You are not alone. Most people confuse the two terms.
What I find interesting is why there is so much universal confusion.
Also I am personally interested in the teaching and learning of empathy and have invented a way of doing it on the internet.
The only problem is that almost everyone thinks they are already empathic and have no need to learn to empathise.
But of course what they are good at, and what they understand, is sympathy.
And I am sure you can sympathise with that.
i did not realize that so many people confused empathy and sympathy, or had their meanings reversed. they seem like common terms.

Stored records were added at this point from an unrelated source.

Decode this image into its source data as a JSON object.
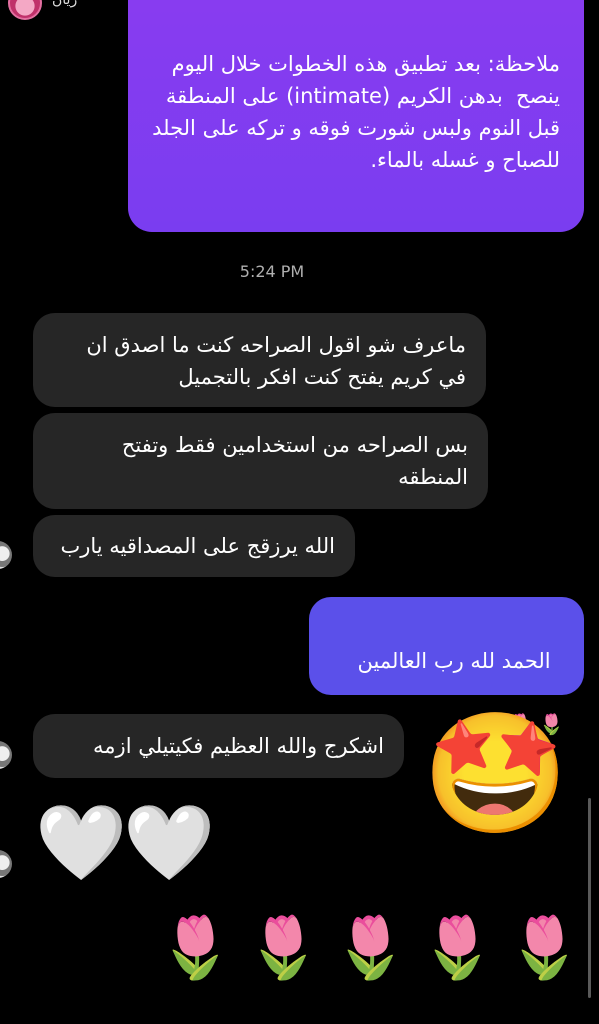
{
  "header": {
    "contact_name": "ريان",
    "close_glyph": "✕"
  },
  "messages": {
    "note_outgoing": "ملاحظة: بعد تطبيق هذه الخطوات خلال اليوم\nينصح  بدهن الكريم (intimate) على المنطقة قبل النوم ولبس شورت فوقه و تركه على الجلد للصباح و غسله بالماء.",
    "timestamp": "5:24 PM",
    "incoming_1": "ماعرف شو اقول الصراحه كنت ما اصدق ان في كريم يفتح كنت افكر بالتجميل",
    "incoming_2": "بس الصراحه من استخدامين فقط وتفتح المنطقه",
    "incoming_3": "الله يرزقج على المصداقيه يارب",
    "outgoing_hamd": "الحمد لله رب العالمين",
    "outgoing_hamd_emojis": "🌷 🌷",
    "incoming_4": "اشكرج والله العظيم فكيتيلي ازمه",
    "star_eyes_emoji": "🤩",
    "heart_emoji": "🤍",
    "tulip_emoji": "🌷"
  },
  "colors": {
    "outgoing_gradient": "#8a3cf0",
    "outgoing_blue": "#5b50ea",
    "incoming_bubble": "#262626",
    "background": "#000000"
  }
}
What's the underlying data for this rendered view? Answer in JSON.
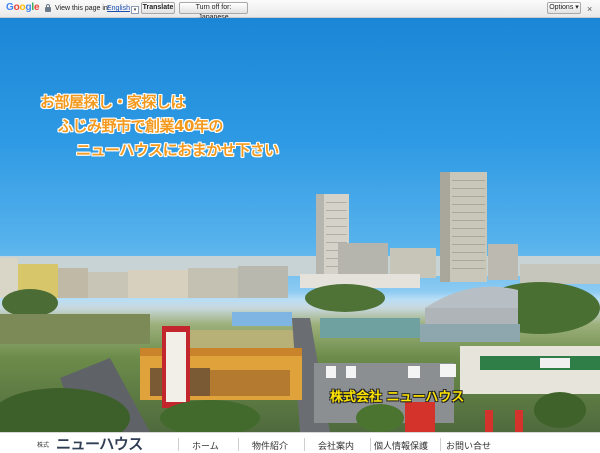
{
  "translate_bar": {
    "google_letters": [
      "G",
      "o",
      "o",
      "g",
      "l",
      "e"
    ],
    "google_colors": [
      "#4285f4",
      "#ea4335",
      "#fbbc05",
      "#4285f4",
      "#34a853",
      "#ea4335"
    ],
    "view_text": "View this page in:",
    "language": "English",
    "translate_label": "Translate",
    "turn_off_label": "Turn off for: Japanese",
    "options_label": "Options ▾",
    "close_glyph": "×"
  },
  "hero": {
    "catch_line1": "お部屋探し・家探しは",
    "catch_line2": "ふじみ野市で創業40年の",
    "catch_line3": "ニューハウスにおまかせ下さい",
    "company_sign": "株式会社 ニューハウス",
    "catch_color": "#f39a1e"
  },
  "nav": {
    "logo_prefix": "株式",
    "logo_name": "ニューハウス",
    "items": [
      "ホーム",
      "物件紹介",
      "会社案内",
      "個人情報保護",
      "お問い合せ"
    ]
  }
}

i find that i cannot sympathize easily, for me it is incredibly difficult. i can often empathize, but it is empathy in the true sense, an understanding of the situation, and
far removed from sympathy. i can understand the reasons for what a person is feeling, and understand the
path that led them to their current situation, but i cannot identify with their feelings. i feel like it is somewhat impersonal, that i am connecting with the person's situation, but not with the person. of course, i think that it is easier to give advice from an empathetic point of view, but a person always appreciates the
personal connection and feeling of a sympathetic listener.
Mmm, I doubt using one excludes the other, Victor. I think it's very possible to use both to gain a better grasp of the situation, and would argue that it's possibly the best way to actually approach the situation.
i would think it is almost impossible to be sympathetic and empathetic at the same time. if someone is sympathetic they are feeling what the other person is feeling, but if someone is empathetic they are not feeling wha the other is feeling. i see the two as being very much like subjectivism and objectivism. the sympathetic person is subjective, and feels what the other person feels. wheras the empathetic person is objective, they understand the feelings but do not share them.
i agree with you Amargith, that a balance between the two is ideal. but i think the balance comes from having two people, a sympathetic person and an empathetic person. i am not so sure one person can be both
at the same time.
i think that people often have innate tendencies to be either sympathetic or empathetic. i am empathetic, for example. but i think they both have their place, and they compliment each other very well.